Just cutting up your card and tossing it in the trash will not close the account. The safest way to close a credit card account is by sending a certified letter, return receipt requested, to the customer service department of the card issuer. Ask the card issuer to close your account and to report your account to credit bureaus as “closed by consumer.” You can close your account even if you haven’t paid off the balance — the card issuer will close your account but still send you your monthly statements until you pay it off in full. In approximately 10 days, the card issuer should send you a letter confirming that your account is “closed by the consumer.” If you don’t receive the confirmation letter, follow up by calling the card issuer to make sure it closed your card and is reporting it properly to the credit bureaus. You may even want to get another copy of your credit report to make sure it is reported correctly. To receive a consolidated credit report, be sure to visit GetOutOfDebt.org.
- Close all open, but unused, joint accounts as soon as possible in the method described above. Make sure that you clearly state why you are asking for the account to be closed and that it not be opened again as a joint account. If you are unsure which accounts may be open, order a consolidated copy of your credit report.
- If possible, continue to keep current on your bills while you are arranging which spouse will be responsible for which bill. Remember that any joint account your spouse agreed to pay and then fails to pay will go on your credit report. You may consider agreeing to pay debts your spouse incurred on credit cards in your name or on joint accounts only to protect your credit rating.
- Don’t count on the divorce decree to determine which spouse will pay joint debts. When you have a joint account with your spouse, both are responsible for all joint debts, regardless of how the decree divides the debts. Don’t be misled into thinking your spouse is now the only one responsible since he or she “promised to pay.”
- When dividing the debts with your spouse, try to avoid giving your spouse any debt that you are solely responsible for.

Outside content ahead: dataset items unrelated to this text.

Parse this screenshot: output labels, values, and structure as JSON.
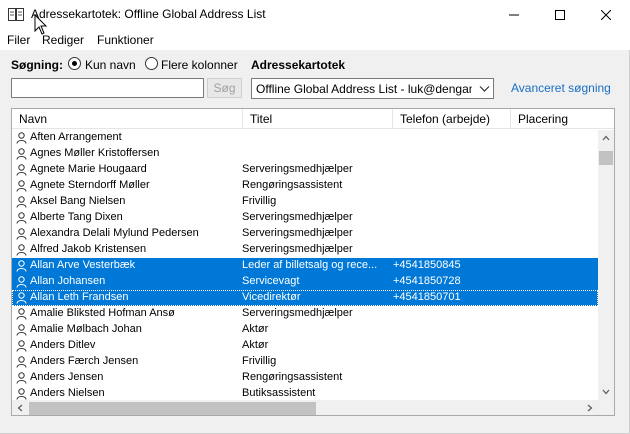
{
  "window": {
    "title": "Adressekartotek: Offline Global Address List"
  },
  "menu": {
    "items": [
      "Filer",
      "Rediger",
      "Funktioner"
    ]
  },
  "search": {
    "label": "Søgning:",
    "option_name_only": "Kun navn",
    "option_more_columns": "Flere kolonner",
    "selected_option": "Kun navn",
    "input_value": "",
    "button_label": "Søg"
  },
  "address_book": {
    "label": "Adressekartotek",
    "selected": "Offline Global Address List - luk@dengaml",
    "advanced_link": "Avanceret søgning"
  },
  "list": {
    "columns": [
      "Navn",
      "Titel",
      "Telefon (arbejde)",
      "Placering"
    ],
    "rows": [
      {
        "name": "Aften Arrangement",
        "title": "",
        "phone": "",
        "selected": false
      },
      {
        "name": "Agnes Møller Kristoffersen",
        "title": "",
        "phone": "",
        "selected": false
      },
      {
        "name": "Agnete Marie Hougaard",
        "title": "Serveringsmedhjælper",
        "phone": "",
        "selected": false
      },
      {
        "name": "Agnete Sterndorff Møller",
        "title": "Rengøringsassistent",
        "phone": "",
        "selected": false
      },
      {
        "name": "Aksel Bang Nielsen",
        "title": "Frivillig",
        "phone": "",
        "selected": false
      },
      {
        "name": "Alberte Tang Dixen",
        "title": "Serveringsmedhjælper",
        "phone": "",
        "selected": false
      },
      {
        "name": "Alexandra Delali Mylund Pedersen",
        "title": "Serveringsmedhjælper",
        "phone": "",
        "selected": false
      },
      {
        "name": "Alfred Jakob Kristensen",
        "title": "Serveringsmedhjælper",
        "phone": "",
        "selected": false
      },
      {
        "name": "Allan Arve Vesterbæk",
        "title": "Leder af billetsalg og rece...",
        "phone": "+4541850845",
        "selected": true
      },
      {
        "name": "Allan Johansen",
        "title": "Servicevagt",
        "phone": "+4541850728",
        "selected": true
      },
      {
        "name": "Allan Leth Frandsen",
        "title": "Vicedirektør",
        "phone": "+4541850701",
        "selected": true
      },
      {
        "name": "Amalie Bliksted Hofman Ansø",
        "title": "Serveringsmedhjælper",
        "phone": "",
        "selected": false
      },
      {
        "name": "Amalie Mølbach Johan",
        "title": "Aktør",
        "phone": "",
        "selected": false
      },
      {
        "name": "Anders Ditlev",
        "title": "Aktør",
        "phone": "",
        "selected": false
      },
      {
        "name": "Anders Færch Jensen",
        "title": "Frivillig",
        "phone": "",
        "selected": false
      },
      {
        "name": "Anders Jensen",
        "title": "Rengøringsassistent",
        "phone": "",
        "selected": false
      },
      {
        "name": "Anders Nielsen",
        "title": "Butiksassistent",
        "phone": "",
        "selected": false
      }
    ]
  },
  "colors": {
    "selection": "#0078d7",
    "link": "#1a6fc4"
  }
}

If he or she defaults on the debt, you are the only one that will suffer.
- Try to establish credit in your own name. If you are employed and have good credit, apply for a credit card in your own name.
- If you own jointly held real estate you should consult with a real estate attorney to find out the best way to get the real estate in your name only.

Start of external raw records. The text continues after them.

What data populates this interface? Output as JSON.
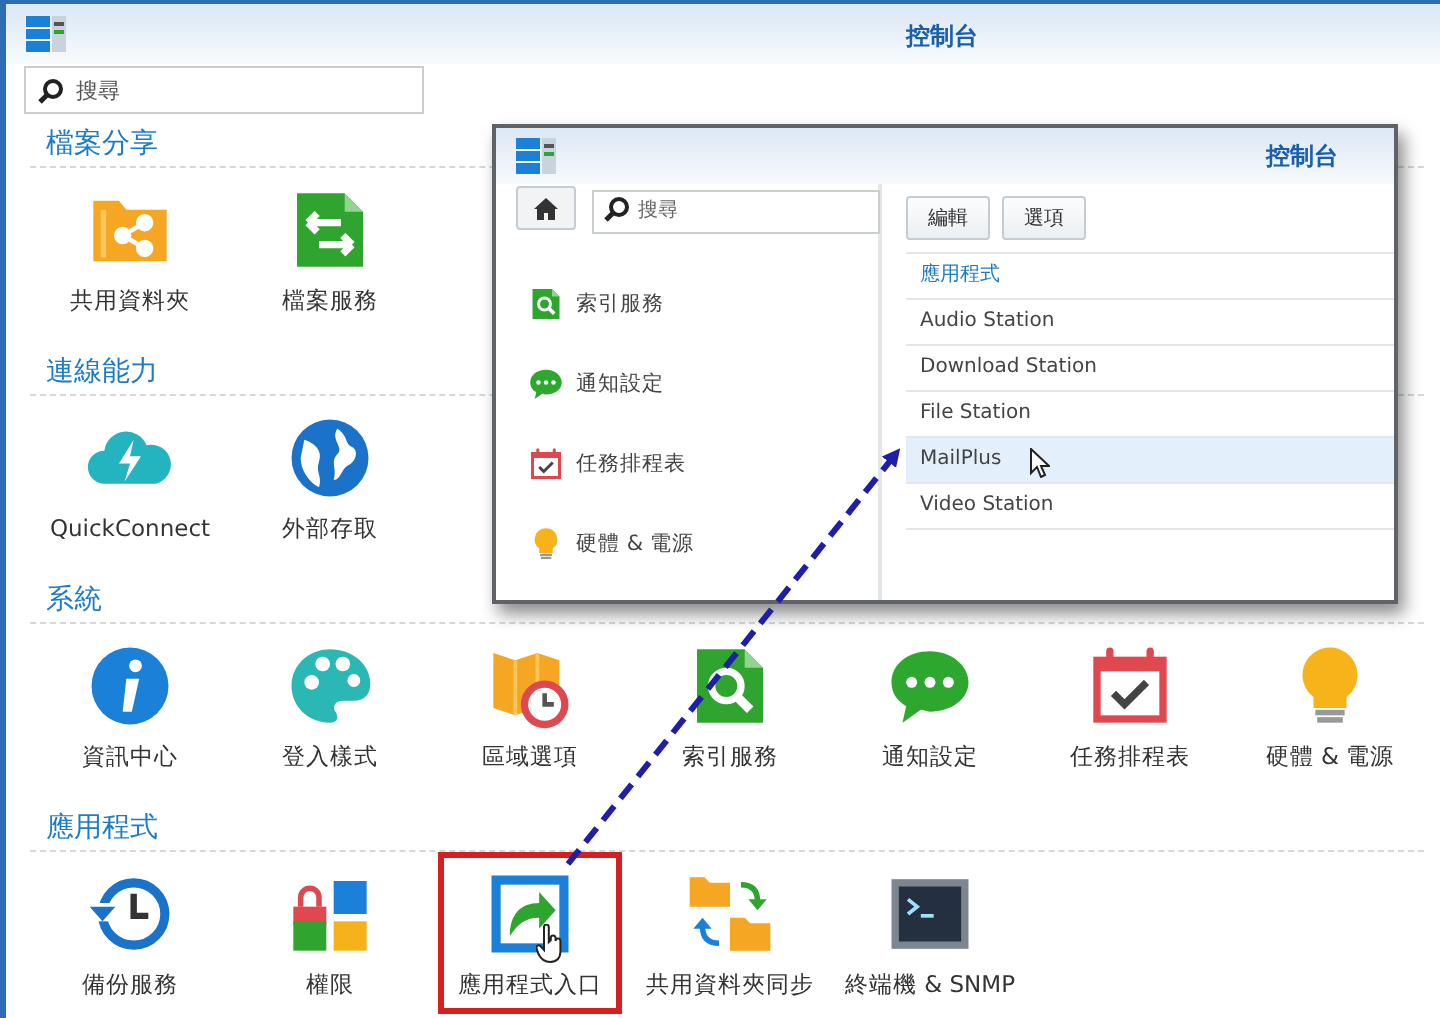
{
  "window": {
    "title": "控制台"
  },
  "search": {
    "placeholder": "搜尋"
  },
  "sections": [
    {
      "title": "檔案分享",
      "items": [
        {
          "label": "共用資料夾",
          "kind": "shared-folder",
          "highlighted": false
        },
        {
          "label": "檔案服務",
          "kind": "file-services",
          "highlighted": false
        }
      ]
    },
    {
      "title": "連線能力",
      "items": [
        {
          "label": "QuickConnect",
          "kind": "cloud",
          "highlighted": false
        },
        {
          "label": "外部存取",
          "kind": "globe",
          "highlighted": false
        }
      ]
    },
    {
      "title": "系統",
      "items": [
        {
          "label": "資訊中心",
          "kind": "info",
          "highlighted": false
        },
        {
          "label": "登入樣式",
          "kind": "palette",
          "highlighted": false
        },
        {
          "label": "區域選項",
          "kind": "map-clock",
          "highlighted": false
        },
        {
          "label": "索引服務",
          "kind": "doc-search",
          "highlighted": false
        },
        {
          "label": "通知設定",
          "kind": "chat",
          "highlighted": false
        },
        {
          "label": "任務排程表",
          "kind": "calendar",
          "highlighted": false
        },
        {
          "label": "硬體 & 電源",
          "kind": "bulb",
          "highlighted": false
        }
      ]
    },
    {
      "title": "應用程式",
      "items": [
        {
          "label": "備份服務",
          "kind": "backup",
          "highlighted": false
        },
        {
          "label": "權限",
          "kind": "tiles-lock",
          "highlighted": false
        },
        {
          "label": "應用程式入口",
          "kind": "portal",
          "highlighted": true
        },
        {
          "label": "共用資料夾同步",
          "kind": "folder-sync",
          "highlighted": false
        },
        {
          "label": "終端機 & SNMP",
          "kind": "terminal",
          "highlighted": false
        }
      ]
    }
  ],
  "inset": {
    "title": "控制台",
    "search": {
      "placeholder": "搜尋"
    },
    "buttons": [
      "編輯",
      "選項"
    ],
    "sidebar": [
      {
        "label": "索引服務",
        "kind": "doc-search"
      },
      {
        "label": "通知設定",
        "kind": "chat"
      },
      {
        "label": "任務排程表",
        "kind": "calendar"
      },
      {
        "label": "硬體 & 電源",
        "kind": "bulb"
      }
    ],
    "list": {
      "heading": "應用程式",
      "items": [
        {
          "label": "Audio Station",
          "selected": false
        },
        {
          "label": "Download Station",
          "selected": false
        },
        {
          "label": "File Station",
          "selected": false
        },
        {
          "label": "MailPlus",
          "selected": true
        },
        {
          "label": "Video Station",
          "selected": false
        }
      ]
    }
  }
}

- In case of emergency, you can try to pay off debts by selling assets.
- Get a copy of your credit report and remove any accounts that were in your spouse’s name only.
- If your spouse fails to make payments as arranged, send a statement 100 words or less to the credit bureaus explaining the situation. Ask to have it attached to your credit report. Future creditors will be able to better
understand why the payments were not made. However, that does not excuse the missed payments.
- Establish a bank account before the separation in your name only. If the other spouse abuses a bank account, like bouncing checks on a joint account, this will make it difficult for you to open a new bank account under your name.
Where To Get Help
Your local military legal affairs office should be able to advise you of your rights under all applicable laws. To locate an office, contact the military base and explain that you are looking for legal help. Generally, both the spouse and the military member are entitled to free legal help.